The advice industry’s professional associations have received a poor review from Commissioner Kenneth Hayne in his interim report.
The report notes that while both the Financial Planning Association and the Association of Financial Advisers “seek to advance the cause of financial planners generally”, the evidence brought before the commission “did not show that either the FPA or the AFA now plays any significant role in maintaining or enforcing proper standards of conduct by financial advisers”.
Hayne particularly singled out the FPA for its treatment of the Sam Henderson case.
Hayne seemed to take the view that the associations have the right intentions, saying that “each seeks to promote the creation and growth of financial planning and advice as a profession”. However, if “promoting the profession” is the core function of the associations, it sits “uncomfortably with [characteristics] of effective discipline that include objectivity, consistency, and compulsion”, Hayne wrote.
This finding is consistent with the reaction of AFA chief executive Philip Kewin during the royal commission hearings, who admitted on the stand that there was “tension” between the twin functions of representing members and wielding discipline against them.
Hayne devoted the largest portion of his breakdown of industry representation to the FPA’s handling of the Sam Henderson case, concluding that the treatment of the complaint made against the disgraced adviser “did not encourage great confidence in [the] FPA’s disciplinary arrangements”. Further, Hayne noted that the disciplinary process was “prolonged, opaque and directed more to settling an agreed outcome to the complaint than imposing proper standards of conduct by members”.

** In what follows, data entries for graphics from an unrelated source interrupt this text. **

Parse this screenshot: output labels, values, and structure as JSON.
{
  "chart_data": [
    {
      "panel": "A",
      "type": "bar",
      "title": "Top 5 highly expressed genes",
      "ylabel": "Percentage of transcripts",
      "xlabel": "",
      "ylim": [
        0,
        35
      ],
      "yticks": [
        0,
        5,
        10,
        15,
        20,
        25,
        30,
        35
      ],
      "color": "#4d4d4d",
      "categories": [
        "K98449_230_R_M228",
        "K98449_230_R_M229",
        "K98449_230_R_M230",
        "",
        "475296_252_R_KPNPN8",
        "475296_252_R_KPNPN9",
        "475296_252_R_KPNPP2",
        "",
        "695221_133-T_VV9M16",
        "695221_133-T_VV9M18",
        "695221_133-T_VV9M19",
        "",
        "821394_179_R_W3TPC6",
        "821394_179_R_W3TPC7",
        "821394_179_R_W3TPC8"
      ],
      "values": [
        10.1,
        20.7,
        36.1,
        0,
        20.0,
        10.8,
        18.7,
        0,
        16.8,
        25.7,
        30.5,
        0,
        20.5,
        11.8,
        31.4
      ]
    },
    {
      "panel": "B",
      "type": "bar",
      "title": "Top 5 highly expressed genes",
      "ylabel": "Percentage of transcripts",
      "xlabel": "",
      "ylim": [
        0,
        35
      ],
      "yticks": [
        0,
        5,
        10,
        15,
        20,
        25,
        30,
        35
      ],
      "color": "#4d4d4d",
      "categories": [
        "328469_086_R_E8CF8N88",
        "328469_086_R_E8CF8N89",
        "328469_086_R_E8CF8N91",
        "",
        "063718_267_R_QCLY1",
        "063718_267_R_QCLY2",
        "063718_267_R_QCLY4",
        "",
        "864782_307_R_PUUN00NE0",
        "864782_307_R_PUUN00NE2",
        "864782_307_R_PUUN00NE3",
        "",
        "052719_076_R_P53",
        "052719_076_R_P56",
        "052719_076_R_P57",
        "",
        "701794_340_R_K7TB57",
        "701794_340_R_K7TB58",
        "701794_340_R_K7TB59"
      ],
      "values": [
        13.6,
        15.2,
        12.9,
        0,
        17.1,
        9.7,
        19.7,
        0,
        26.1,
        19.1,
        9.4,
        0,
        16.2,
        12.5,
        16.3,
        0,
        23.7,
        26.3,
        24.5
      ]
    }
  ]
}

Again, despite chastising the associations for their lack of disciplinary vigour, Hayne was careful to note the reasons behind it. “The only compulsory sanction available to the FPA is to expel members,” he wrote, or to “threaten to publicly name them as the subject of its proceedings”.
The AFA is in a similar position and has “only two disciplinary matters since 2013, both of which resulted in a reprimand”.
Hayne even went so far as to mention ways the associations had made their disciplinary function more robust, saying that “both FPA and AFA now have processes and systems for disciplining members”.
He also pointed out, however, that while advisers are generally not required to hold membership in any association and are free to switch between them, memberships are the chief source of revenue for the associations, the implication being that actively disciplining members would be at cross-purposes with the associations’ commercial viability.
Hayne concluded the section by confirming – for the first time publicly – that both the FPA and the AFA have applied to be ethics monitoring bodies under the Corporations Act.
“The monitoring bodies will play an important part in setting the tone and the culture of those who act as financial planners,” he wrote. “Much will depend on how they perform those tasks.”